Si Alemania se ha comprometido a gastar 100.000 millones de euros más en defensa, será más exigente en las políticas fiscales de la UE

Y no hay dudas de que crear casi desde la nada (salvo el caso de Francia) una industria militar europea para cumplir lo que se ha denominado 'Brújula Estratégica' no será barato. Cuando se habla de soberanía estratégica no solo hay que referirse a la defensa o la seguridad, sino también a la seguridad alimentaria, energética y, por supuesto, la que brinda el acceso al suministro de medicamentos, y ahí está la pandemia para demostrar la vulnerabilidad de Europa. Es lo que sucede cuando se quiere ser un actor protagonista en el teatro de la geopolítica. Como muchos han puesto de manifiesto, cambiar el modelo 'just in time', que supone producir en el momento y olvidar los inventarios, y pasar al tradicional sistema de reservas estratégicas, con elevados costes financieros y logísticos, cuesta dinero. Mucho dinero.

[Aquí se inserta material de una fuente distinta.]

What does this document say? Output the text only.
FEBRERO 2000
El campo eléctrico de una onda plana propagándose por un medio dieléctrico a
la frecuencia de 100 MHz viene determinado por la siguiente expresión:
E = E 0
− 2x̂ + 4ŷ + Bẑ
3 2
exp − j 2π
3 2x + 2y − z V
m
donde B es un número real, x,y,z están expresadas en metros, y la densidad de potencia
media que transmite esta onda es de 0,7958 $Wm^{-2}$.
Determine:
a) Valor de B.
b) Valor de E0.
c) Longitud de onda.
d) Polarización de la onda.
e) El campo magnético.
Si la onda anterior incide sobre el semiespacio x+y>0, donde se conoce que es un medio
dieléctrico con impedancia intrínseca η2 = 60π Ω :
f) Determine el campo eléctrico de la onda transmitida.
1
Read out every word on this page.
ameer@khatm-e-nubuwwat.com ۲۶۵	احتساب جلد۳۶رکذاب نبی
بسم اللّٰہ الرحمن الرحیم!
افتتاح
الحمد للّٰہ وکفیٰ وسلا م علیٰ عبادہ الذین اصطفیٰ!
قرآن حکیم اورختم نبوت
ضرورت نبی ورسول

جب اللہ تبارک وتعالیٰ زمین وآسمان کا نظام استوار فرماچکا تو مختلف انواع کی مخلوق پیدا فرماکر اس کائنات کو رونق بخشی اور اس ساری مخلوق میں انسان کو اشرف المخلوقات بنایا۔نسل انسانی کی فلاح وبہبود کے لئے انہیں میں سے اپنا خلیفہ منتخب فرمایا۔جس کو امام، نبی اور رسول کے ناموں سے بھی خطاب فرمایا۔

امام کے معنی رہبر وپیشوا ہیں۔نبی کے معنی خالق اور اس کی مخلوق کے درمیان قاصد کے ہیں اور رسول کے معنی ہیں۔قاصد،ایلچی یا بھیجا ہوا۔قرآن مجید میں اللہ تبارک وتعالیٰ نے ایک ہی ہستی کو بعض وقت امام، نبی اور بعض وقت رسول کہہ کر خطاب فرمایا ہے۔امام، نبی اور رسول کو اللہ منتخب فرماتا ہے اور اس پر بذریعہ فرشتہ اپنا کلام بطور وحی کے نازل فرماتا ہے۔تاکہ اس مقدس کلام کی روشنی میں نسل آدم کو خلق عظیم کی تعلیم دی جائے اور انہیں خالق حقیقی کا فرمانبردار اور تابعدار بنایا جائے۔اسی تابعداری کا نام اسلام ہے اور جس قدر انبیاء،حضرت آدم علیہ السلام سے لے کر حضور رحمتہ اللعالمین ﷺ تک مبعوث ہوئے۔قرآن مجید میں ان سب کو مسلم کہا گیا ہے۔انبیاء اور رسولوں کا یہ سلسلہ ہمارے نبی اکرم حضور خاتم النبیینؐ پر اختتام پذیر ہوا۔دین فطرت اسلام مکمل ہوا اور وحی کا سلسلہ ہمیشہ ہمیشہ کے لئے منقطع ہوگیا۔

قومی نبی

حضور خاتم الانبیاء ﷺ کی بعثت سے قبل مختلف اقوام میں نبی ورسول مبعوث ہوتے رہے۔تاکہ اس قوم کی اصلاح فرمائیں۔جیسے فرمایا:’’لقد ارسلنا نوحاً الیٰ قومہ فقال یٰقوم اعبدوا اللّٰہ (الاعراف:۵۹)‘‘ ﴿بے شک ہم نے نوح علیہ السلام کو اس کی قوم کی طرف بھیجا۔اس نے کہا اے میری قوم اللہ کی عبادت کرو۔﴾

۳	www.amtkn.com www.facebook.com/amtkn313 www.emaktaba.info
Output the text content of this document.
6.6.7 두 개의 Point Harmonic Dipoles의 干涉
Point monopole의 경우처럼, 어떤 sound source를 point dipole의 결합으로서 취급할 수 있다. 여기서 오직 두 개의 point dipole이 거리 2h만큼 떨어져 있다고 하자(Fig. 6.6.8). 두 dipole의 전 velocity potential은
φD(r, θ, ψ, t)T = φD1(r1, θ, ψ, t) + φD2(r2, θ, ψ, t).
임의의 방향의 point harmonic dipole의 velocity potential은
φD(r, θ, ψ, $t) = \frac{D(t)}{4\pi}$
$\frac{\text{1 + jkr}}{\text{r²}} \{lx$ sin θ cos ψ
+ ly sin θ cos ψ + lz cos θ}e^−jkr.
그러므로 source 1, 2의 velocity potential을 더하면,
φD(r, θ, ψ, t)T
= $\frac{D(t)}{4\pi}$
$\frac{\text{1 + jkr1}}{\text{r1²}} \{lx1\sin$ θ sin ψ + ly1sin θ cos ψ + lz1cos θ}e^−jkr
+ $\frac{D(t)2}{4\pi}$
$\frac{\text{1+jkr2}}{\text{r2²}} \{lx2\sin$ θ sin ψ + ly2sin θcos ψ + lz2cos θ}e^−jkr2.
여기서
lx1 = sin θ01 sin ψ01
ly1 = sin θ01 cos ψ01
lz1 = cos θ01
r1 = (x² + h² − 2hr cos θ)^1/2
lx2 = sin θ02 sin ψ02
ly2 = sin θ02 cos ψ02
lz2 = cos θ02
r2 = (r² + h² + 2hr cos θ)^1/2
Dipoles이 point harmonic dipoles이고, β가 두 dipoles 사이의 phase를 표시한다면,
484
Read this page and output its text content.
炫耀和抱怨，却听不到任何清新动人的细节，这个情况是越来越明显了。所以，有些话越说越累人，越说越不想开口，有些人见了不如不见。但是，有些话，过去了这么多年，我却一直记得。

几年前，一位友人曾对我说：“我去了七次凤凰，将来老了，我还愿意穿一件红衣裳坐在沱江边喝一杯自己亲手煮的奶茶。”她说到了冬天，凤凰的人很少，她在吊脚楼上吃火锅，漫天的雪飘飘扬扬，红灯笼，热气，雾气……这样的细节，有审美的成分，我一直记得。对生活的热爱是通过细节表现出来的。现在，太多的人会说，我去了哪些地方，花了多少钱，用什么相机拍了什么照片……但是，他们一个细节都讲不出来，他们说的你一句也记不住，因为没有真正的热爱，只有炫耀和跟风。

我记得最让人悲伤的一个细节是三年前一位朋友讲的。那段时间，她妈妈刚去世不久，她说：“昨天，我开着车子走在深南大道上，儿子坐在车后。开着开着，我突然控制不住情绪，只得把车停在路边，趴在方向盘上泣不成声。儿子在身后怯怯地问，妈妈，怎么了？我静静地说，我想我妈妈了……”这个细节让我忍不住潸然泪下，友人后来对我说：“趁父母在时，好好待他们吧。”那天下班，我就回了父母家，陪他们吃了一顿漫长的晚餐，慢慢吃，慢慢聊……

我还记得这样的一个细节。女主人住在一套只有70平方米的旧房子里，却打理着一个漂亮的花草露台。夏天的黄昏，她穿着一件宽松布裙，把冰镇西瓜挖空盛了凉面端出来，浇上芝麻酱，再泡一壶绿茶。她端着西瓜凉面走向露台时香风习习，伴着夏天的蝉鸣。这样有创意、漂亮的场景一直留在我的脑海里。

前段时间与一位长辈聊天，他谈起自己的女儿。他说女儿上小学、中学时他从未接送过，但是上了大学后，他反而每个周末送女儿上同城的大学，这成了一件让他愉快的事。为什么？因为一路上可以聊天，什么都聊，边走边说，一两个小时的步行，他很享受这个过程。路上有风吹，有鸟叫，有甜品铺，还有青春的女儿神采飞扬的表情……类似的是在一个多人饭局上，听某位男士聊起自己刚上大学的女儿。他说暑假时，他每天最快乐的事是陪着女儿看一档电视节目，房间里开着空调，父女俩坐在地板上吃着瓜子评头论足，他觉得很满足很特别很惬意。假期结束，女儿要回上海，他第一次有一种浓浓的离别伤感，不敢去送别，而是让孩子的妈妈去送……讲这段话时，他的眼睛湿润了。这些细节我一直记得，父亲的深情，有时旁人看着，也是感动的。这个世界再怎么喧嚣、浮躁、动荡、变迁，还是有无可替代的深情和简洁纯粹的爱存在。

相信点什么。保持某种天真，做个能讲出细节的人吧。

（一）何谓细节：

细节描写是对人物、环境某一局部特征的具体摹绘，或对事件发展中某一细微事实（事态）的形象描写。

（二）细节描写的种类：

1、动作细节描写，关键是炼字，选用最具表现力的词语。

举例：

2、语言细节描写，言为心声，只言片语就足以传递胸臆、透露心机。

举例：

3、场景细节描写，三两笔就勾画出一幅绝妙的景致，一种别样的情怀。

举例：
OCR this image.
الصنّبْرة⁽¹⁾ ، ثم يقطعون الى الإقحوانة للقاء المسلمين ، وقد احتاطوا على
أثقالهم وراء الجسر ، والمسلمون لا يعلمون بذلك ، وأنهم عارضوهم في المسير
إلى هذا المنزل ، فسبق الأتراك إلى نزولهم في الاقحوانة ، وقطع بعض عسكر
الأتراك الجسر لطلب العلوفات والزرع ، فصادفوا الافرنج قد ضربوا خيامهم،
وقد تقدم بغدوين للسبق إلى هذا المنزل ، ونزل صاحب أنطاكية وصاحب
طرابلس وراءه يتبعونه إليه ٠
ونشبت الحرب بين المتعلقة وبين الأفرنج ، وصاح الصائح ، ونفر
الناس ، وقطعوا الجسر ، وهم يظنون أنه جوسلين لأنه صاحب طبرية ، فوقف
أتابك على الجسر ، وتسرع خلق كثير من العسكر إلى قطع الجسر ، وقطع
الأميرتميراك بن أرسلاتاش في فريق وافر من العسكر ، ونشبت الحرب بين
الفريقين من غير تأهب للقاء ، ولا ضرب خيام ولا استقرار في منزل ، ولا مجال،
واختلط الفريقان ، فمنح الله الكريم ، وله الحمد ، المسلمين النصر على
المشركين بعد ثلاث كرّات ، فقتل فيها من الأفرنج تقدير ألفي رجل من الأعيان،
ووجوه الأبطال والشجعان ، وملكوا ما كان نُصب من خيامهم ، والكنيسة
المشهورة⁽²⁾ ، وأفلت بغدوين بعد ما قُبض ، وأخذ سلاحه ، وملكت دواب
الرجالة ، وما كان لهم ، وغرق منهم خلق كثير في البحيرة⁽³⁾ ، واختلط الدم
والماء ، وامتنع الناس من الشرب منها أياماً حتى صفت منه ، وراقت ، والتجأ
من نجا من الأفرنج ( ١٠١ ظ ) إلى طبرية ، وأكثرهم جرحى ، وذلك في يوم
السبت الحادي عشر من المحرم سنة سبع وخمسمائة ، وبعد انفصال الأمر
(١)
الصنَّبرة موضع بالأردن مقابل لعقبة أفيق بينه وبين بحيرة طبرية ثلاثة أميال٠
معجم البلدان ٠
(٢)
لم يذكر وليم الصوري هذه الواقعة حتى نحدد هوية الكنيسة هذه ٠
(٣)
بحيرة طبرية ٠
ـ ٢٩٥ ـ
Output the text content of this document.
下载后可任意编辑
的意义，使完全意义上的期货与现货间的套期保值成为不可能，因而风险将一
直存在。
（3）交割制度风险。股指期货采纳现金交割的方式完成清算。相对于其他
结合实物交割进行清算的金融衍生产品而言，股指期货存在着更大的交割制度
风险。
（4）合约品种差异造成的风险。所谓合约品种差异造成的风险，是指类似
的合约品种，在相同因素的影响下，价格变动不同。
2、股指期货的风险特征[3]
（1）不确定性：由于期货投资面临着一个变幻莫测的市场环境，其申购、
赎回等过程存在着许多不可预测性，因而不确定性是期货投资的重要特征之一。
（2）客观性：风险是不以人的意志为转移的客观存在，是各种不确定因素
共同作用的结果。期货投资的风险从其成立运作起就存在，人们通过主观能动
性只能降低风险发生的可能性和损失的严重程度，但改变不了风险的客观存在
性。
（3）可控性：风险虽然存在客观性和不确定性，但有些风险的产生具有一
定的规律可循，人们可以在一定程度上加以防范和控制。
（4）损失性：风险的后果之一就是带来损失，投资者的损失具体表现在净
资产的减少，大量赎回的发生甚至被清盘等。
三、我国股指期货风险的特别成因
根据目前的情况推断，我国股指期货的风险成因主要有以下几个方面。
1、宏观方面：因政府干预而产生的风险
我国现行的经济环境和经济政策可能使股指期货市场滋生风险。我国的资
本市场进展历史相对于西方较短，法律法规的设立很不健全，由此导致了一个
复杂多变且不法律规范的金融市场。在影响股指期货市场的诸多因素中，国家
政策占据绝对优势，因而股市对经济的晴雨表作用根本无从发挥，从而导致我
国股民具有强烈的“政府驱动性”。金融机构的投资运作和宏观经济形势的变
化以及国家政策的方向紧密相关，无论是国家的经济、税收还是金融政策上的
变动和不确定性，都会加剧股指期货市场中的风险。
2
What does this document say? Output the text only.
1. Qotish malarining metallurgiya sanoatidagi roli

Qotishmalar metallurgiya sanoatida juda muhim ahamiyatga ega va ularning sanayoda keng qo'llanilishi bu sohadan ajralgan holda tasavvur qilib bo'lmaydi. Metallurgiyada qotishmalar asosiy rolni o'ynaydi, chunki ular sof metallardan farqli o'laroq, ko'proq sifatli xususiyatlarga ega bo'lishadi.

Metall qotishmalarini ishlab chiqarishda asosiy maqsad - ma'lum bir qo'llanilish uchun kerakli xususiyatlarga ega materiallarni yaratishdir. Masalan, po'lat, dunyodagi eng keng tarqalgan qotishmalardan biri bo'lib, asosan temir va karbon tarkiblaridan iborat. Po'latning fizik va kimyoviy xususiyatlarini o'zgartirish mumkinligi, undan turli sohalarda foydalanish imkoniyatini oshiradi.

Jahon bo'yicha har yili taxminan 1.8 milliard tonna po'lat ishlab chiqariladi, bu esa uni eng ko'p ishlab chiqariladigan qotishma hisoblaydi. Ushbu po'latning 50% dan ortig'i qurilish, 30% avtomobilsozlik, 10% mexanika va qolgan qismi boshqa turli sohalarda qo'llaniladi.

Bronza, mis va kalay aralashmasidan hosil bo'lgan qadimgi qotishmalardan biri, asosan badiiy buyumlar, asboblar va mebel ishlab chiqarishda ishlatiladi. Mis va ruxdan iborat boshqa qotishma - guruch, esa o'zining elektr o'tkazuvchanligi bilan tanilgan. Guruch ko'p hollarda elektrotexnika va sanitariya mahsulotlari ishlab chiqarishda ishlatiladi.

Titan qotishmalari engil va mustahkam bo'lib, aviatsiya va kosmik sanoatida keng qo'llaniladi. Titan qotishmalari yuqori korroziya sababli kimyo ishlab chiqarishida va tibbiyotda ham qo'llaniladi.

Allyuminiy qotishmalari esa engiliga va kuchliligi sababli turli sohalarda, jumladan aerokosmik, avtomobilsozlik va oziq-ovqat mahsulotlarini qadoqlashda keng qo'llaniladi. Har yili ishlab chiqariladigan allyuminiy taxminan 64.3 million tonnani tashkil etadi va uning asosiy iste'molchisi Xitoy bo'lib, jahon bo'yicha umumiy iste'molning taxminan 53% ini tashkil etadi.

Si Alemania se ha comprometido a gastar 100.000 millones de euros más en defensa (el 3% de su PIB), es evidente que será más exigente en el diseño de las políticas presupuestarias de la UE. Tanto a la hora de pedir cuentas sobre los elevados déficits de algunos países como en las políticas de cohesión financiadas con fondos de la Unión Europea para favorecer la cohesión social y territorial.

Y es que la integración regional, como bien se observó durante la crisis del euro, es un pesado paraguas que solo da cobijo a quienes siguen al pie de la letra el camino de los más poderosos. Ante tanto triunfalismo, conviene saberlo antes de que sea demasiado tarde. Como suele decirse, la soberanía tiene un coste, pero también lo tiene cuando se carece de ella.

Ya quedan pocas dudas de que únicamente EEUU ganará esta guerra. No solo habrá conseguido su objetivo de que Europa gaste más dinero en defensa, una vieja reivindicación de Washington en el marco de la OTAN —más insistente desde los tiempos de Trump—, sino que, al mismo tiempo, habrá hecho extremadamente dependiente al viejo continente de su energía. Producida, paradójicamente, por tecnologías como el fracking, tan denostadas en Europa.